In April 2026, Erin Lynn Jeffreys sued Lockheed Martin under the under the Americans with Disabilities Act and the Illinois Human Rights Act.
Jeffreys, who joined Lockheed in 2007 as a systems engineer, has scoliosis and has lived with chronic pain after a failed spinal fusion and second surgery in 2012.
"Starting in 2011, she says, a series of managers approved remote work, first part of the week, then part-time, then fully remote during the pandemic. In 2022, she claims the company even blessed her move from Fort Worth to Chicago, with her then-manager telling her that "you moving doesn't really change anything." Her performance reviews, by her account, stayed strong throughout.
"The trouble started, she says, when she asked to return to full-time hours in early 2024. HR, she alleges, discovered her accommodation paperwork was missing from her file and advised her to re-submit a formal request, calling it "a mere technicality."
The employer denied her request in October 2024, based on a company physician's opinion who never spoke with her or her treating physicians.
Jeffrey's manager had certified on an internal form that her role "never" required on-site work. Lockheed cited three reasons - insufficient records, core functions required on-site access, and again insufficient records.
Jeffrey also claims "she was questioned by staff who had no role in the medical review, denied copies of the reviewer's notes, and that her direct team lead was never consulted about workload."
In January 2025, Jeffreys alleges she was moved to 28 hours a week (a 30 percent pay cut), while absorbing a departed colleague's work. Meanwhile, she alleges four non-disabled colleagues stayed fully remote on the same program.
On the evening she filed her EEOC charge in September 2025, "her manager proposed she begin submitting Daily Activity Reports logging every task and the time charged, something, she says, no other remote teammate was asked to do."
Jeffreys is seeking her full-time remote work back, lost pay, and damages. Lockheed Martin has not answered the allegations.

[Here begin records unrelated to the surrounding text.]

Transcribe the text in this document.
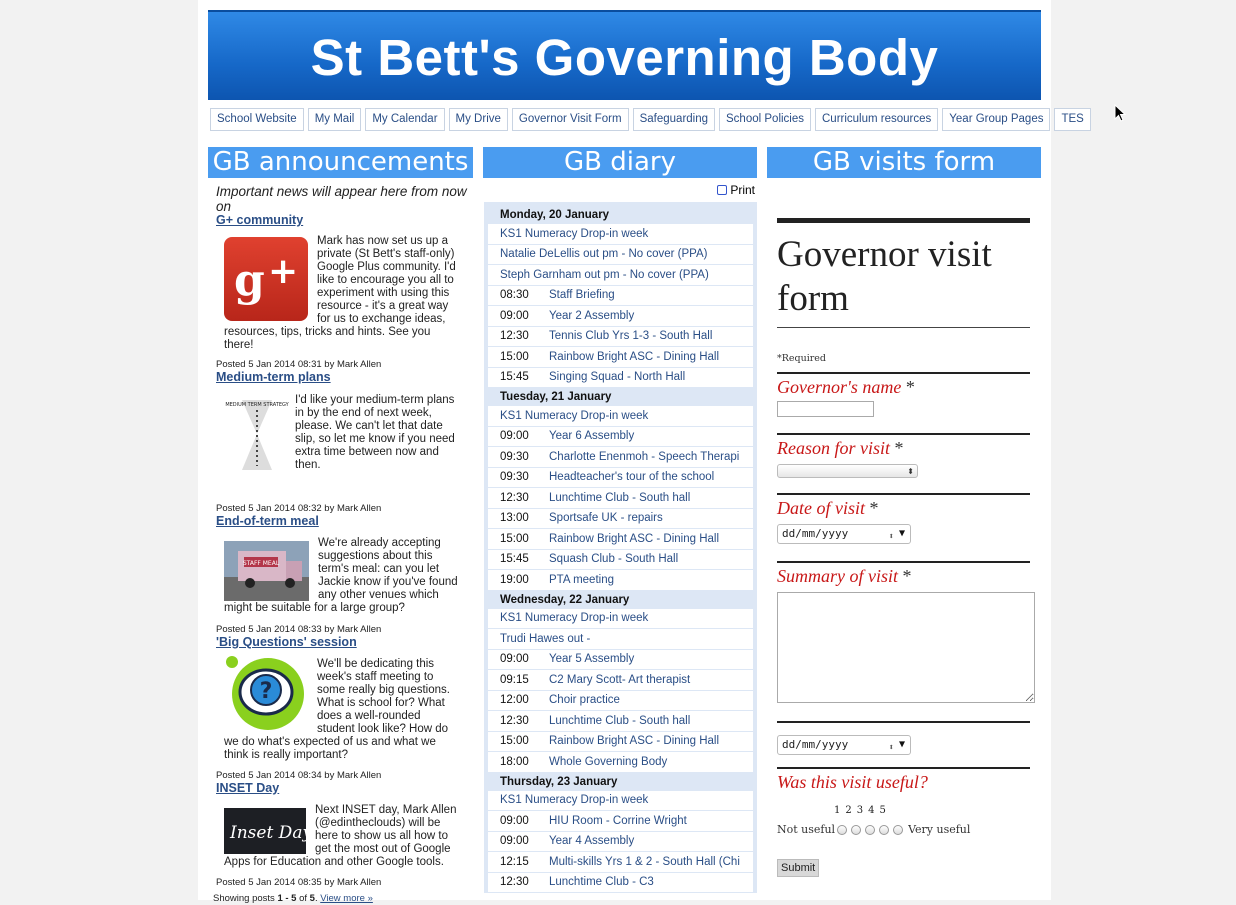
St Bett's Governing Body
School Website	My Mail	My Calendar	My Drive	Governor Visit Form	Safeguarding	School Policies	Curriculum resources	Year Group Pages	TES
GB announcements	GB diary	GB visits form
Important news will appear here from now on
G+ community
g +
Mark has now set us up a private (St Bett's staff-only) Google Plus community. I'd like to encourage you all to experiment with using this resource - it's a great way for us to exchange ideas, resources, tips, tricks and hints. See you there!
Posted 5 Jan 2014 08:31 by Mark Allen
Medium-term plans
MEDIUM TERM STRATEGY I'd like your medium-term plans in by the end of next week, please. We can't let that date slip, so let me know if you need extra time between now and then.
Posted 5 Jan 2014 08:32 by Mark Allen
End-of-term meal
STAFF MEAL
We're already accepting suggestions about this term's meal: can you let Jackie know if you've found any other venues which might be suitable for a large group?
Posted 5 Jan 2014 08:33 by Mark Allen
'Big Questions' session
?
We'll be dedicating this week's staff meeting to some really big questions. What is school for? What does a well-rounded student look like? How do we do what's expected of us and what we think is really important?
Posted 5 Jan 2014 08:34 by Mark Allen
INSET Day
Inset Day
Next INSET day, Mark Allen (@edintheclouds) will be here to show us all how to get the most out of Google Apps for Education and other Google tools.
Posted 5 Jan 2014 08:35 by Mark Allen
Showing posts 1 - 5 of 5. View more »
Print
Monday, 20 January
KS1 Numeracy Drop-in week
Natalie DeLellis out pm - No cover (PPA)
Steph Garnham out pm - No cover (PPA)
08:30	Staff Briefing
09:00	Year 2 Assembly
12:30	Tennis Club Yrs 1-3 - South Hall
15:00	Rainbow Bright ASC - Dining Hall
15:45	Singing Squad - North Hall
Tuesday, 21 January
KS1 Numeracy Drop-in week
09:00	Year 6 Assembly
09:30	Charlotte Enenmoh - Speech Therapi
09:30	Headteacher's tour of the school
12:30	Lunchtime Club - South hall
13:00	Sportsafe UK - repairs
15:00	Rainbow Bright ASC - Dining Hall
15:45	Squash Club - South Hall
19:00	PTA meeting
Wednesday, 22 January
KS1 Numeracy Drop-in week
Trudi Hawes out -
09:00	Year 5 Assembly
09:15	C2 Mary Scott- Art therapist
12:00	Choir practice
12:30	Lunchtime Club - South hall
15:00	Rainbow Bright ASC - Dining Hall
18:00	Whole Governing Body
Thursday, 23 January
KS1 Numeracy Drop-in week
09:00	HIU Room - Corrine Wright
09:00	Year 4 Assembly
12:15	Multi-skills Yrs 1 & 2 - South Hall (Chi
12:30	Lunchtime Club - C3
Governor visit form
*Required
Governor's name *
Reason for visit *
⬍
Date of visit *
dd/mm/yyyy	⬍ ▼
Summary of visit *
dd/mm/yyyy	⬍ ▼
Was this visit useful?
1 2 3 4 5
Not useful	Very useful
Submit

Tez Romero "Engineer sues Lockheed Martin over yanked remote work accommodation" hcamag.com(Apr. 21, 2026).
Commentary
The employer faces potential ADA liability. Participating in a good faith, interactive process with the employee and the employee's healthcare providers is key to avoiding risk.
When an employee first asks for accommodations, and before modifying existing accommodations, engage in an interactive process the purpose of which is to consider the employee's disability, how if limits them, their essential functions, and any reasonable accommodations of the limitations to allow them to perform their job. When an employee has been successfully performing their job for years, to modify the accommodations in place would require a showing of undue hardship - significant difficulty or expense - considering several factors.
Factors can include the nature and cost of the accommodation in relation to the size, resources, nature, and structure of the employer's operation.